Bastante diferente do mais aclamado disco da banda, In The Land Of Grey And Pink, mas sem deixar de ser um disco excelente. Possui umas influências e concepções mais “pesadas” principalmente por conta de Pye Hastings e seus trabalhos de guitarra. É bastante rico musicalmente contendo uma enorme gama de instrumentos como clarinete, saxofone tenor, barítono e alto, flautim, flauta, trompete, trombone, congas, viola, sintetizadores, além, claro, dos mais tradicionais, baixo, bateria, guitarra e teclado. Um disco bastante aventureiro e diversificado onde todas as suas faixas são bem diferentes e de fácil absorção. Às vezes o ouvinte consegue até sentir um pouco de influência de southern rock em sua música. 

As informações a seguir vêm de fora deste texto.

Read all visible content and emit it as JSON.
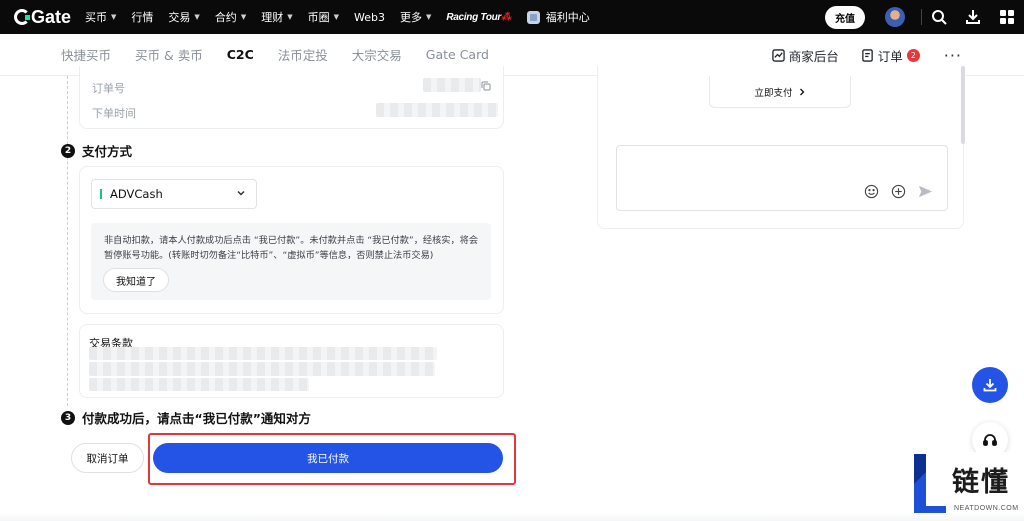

“Memory Lain, Hugh / Headloss” é que dá o ponta pé inicial no disco. Uma faixa bastante dinâmica e que contem uma grande nuance sonora. Possui uma excelente batida, um trabalho de guitarra muito bem desenvolvido e acrobático, um baixo que não apenas marca, mas se impõe em grandes linhas. As incursões de flauta dão uma atmosfera mais pastoral à canção e os metais salpicam algumas reminiscências jazzísticas. Caravan é uma banda que ao mesmo tempo em que consegue soar de maneira doce, também acrescenta um som vigoroso em suas músicas e aqui é um bom exemplo disso. Por volta de pouco mais dos cinco minutos onde começa a sua segunda parte é quando nota-se influência de southern rock, inclusive a música tendo certa semelhança em sua cadência com a faixa “Doraville” da banda Atlanta Rhythm Section. 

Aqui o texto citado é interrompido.